Amid the wreckage of failed political predictions last year, we shouldn’t overlook another year of failed global warming predictions. One year ago, Cambridge University professor and global warming alarmist Peter Wadhams predicted that in 2016, Arctic ice would either disappear or decline to “record low” levels:
‘My prediction remains that the Arctic ice may well disappear, that is, have an area of less than one million square kilometers for September of this year,’ he said. ’Even if the ice doesn’t completely disappear, it is very likely that this will be a record low year. I’m convinced it will be less than 3.4 million square kilometers [the current record low]. I think there’s a reasonable chance it could get down to a million this year, and if it doesn’t do it this year, it will do it next year.’”

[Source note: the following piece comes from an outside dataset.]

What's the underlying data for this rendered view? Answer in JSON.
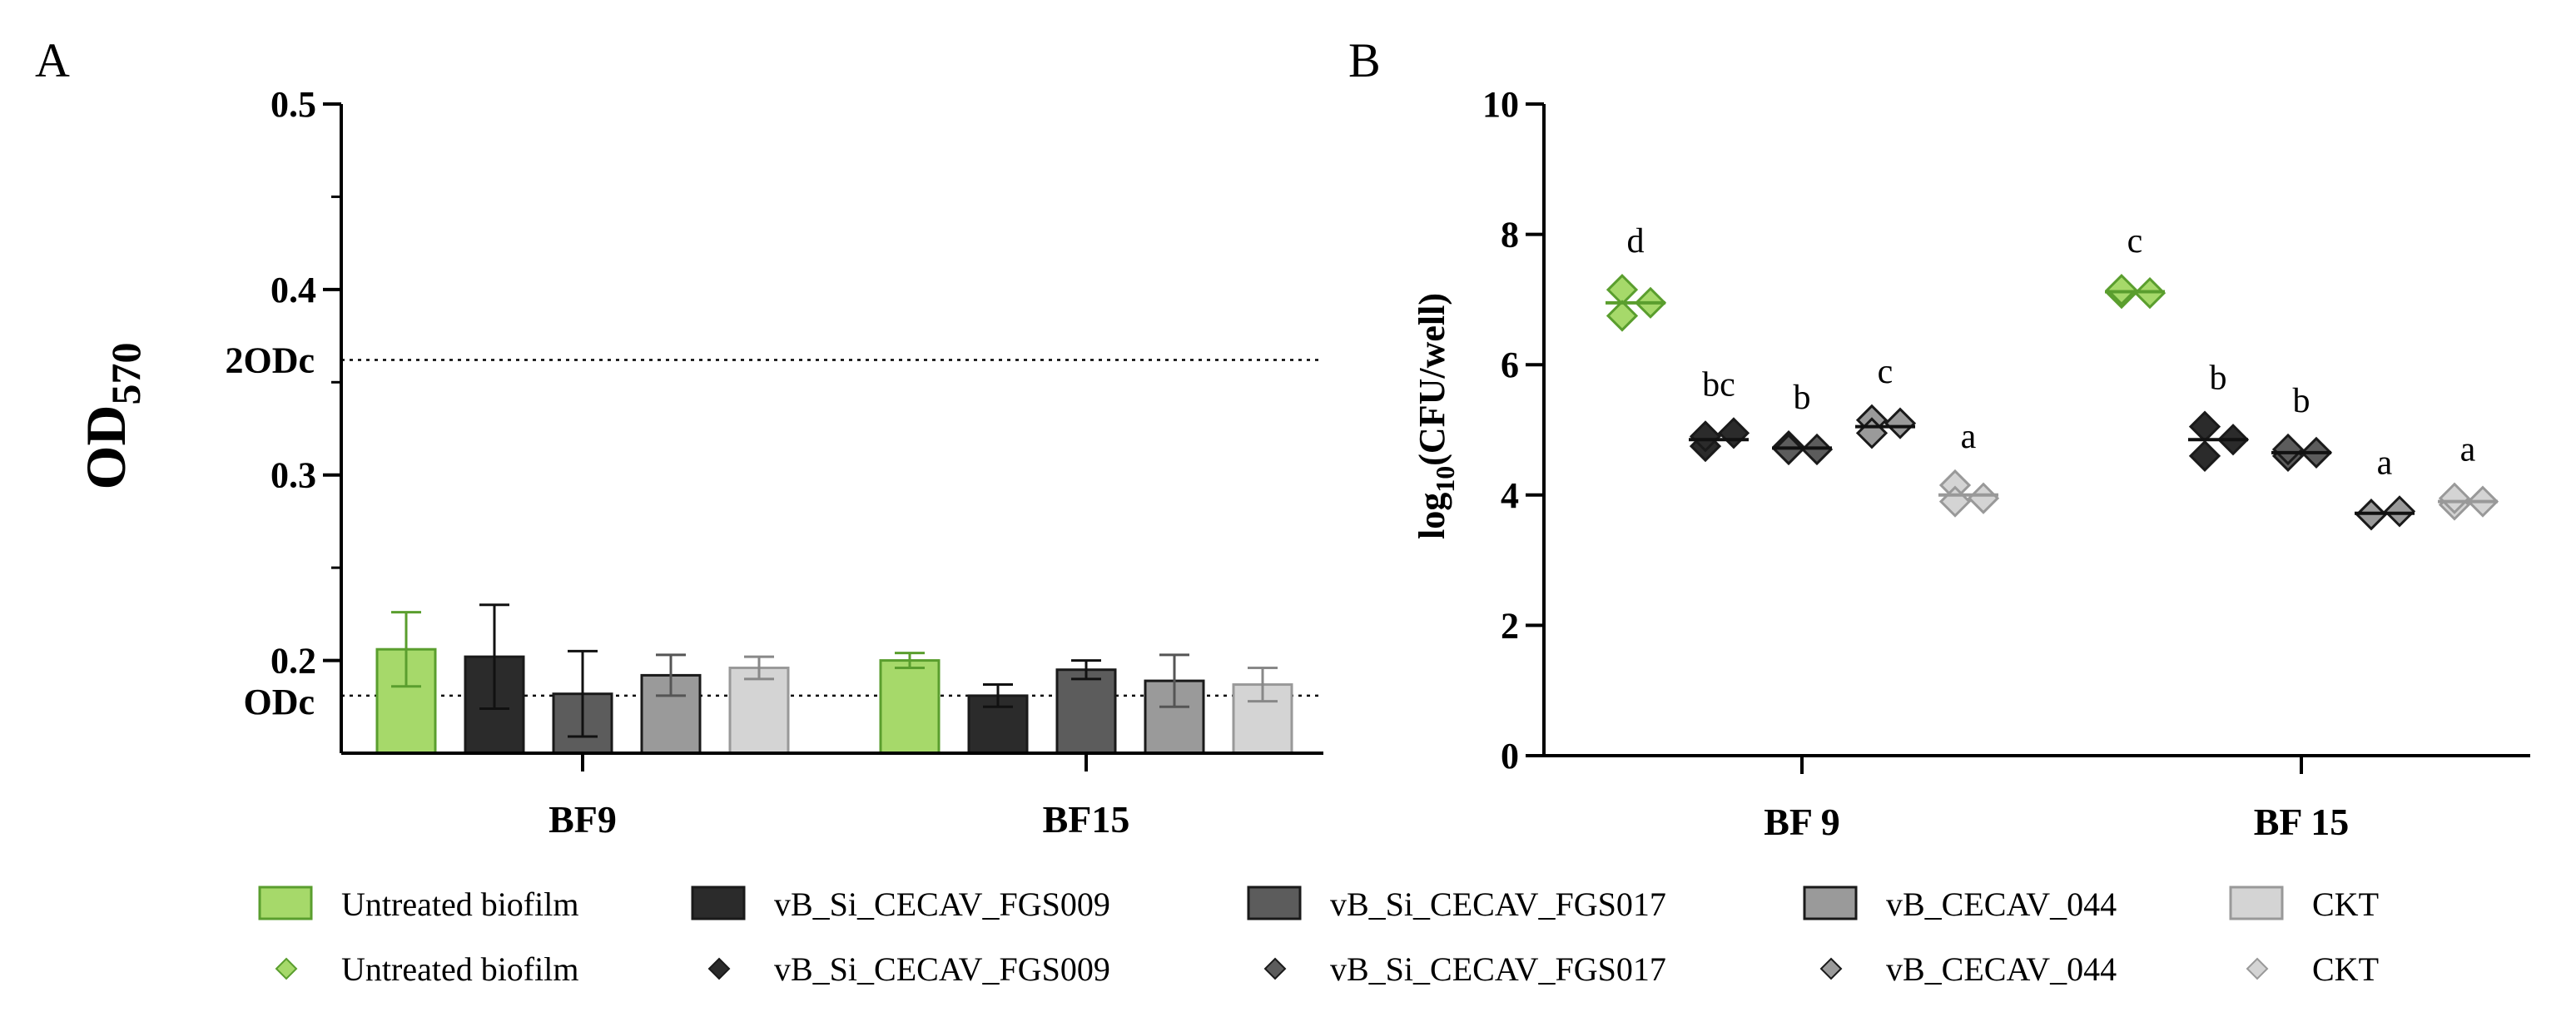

So how did that turn out? Ice levels actually grew by a significant amount:
Dire predictions that the Arctic would be devoid of sea ice by September this year have proven to be unfounded after the latest satellite images showed there is far more now than in 2012… [W]hen figures were released for the yearly minimum on September 10, they showed that there was still 1.6 million square kilometers of sea ice, which was 21 percent more than the lowest point in 2012. For the month of September overall, there was 31 percent more ice than in 2012, figures released this week from the National Snow and Ice Data Centre (NSIDC) show. This amounts to an extra 421,000 million square kilometers of sea ice.”
Oh, well. Although the climate alarm industry believes that there won’t be a next year, there’s always next year.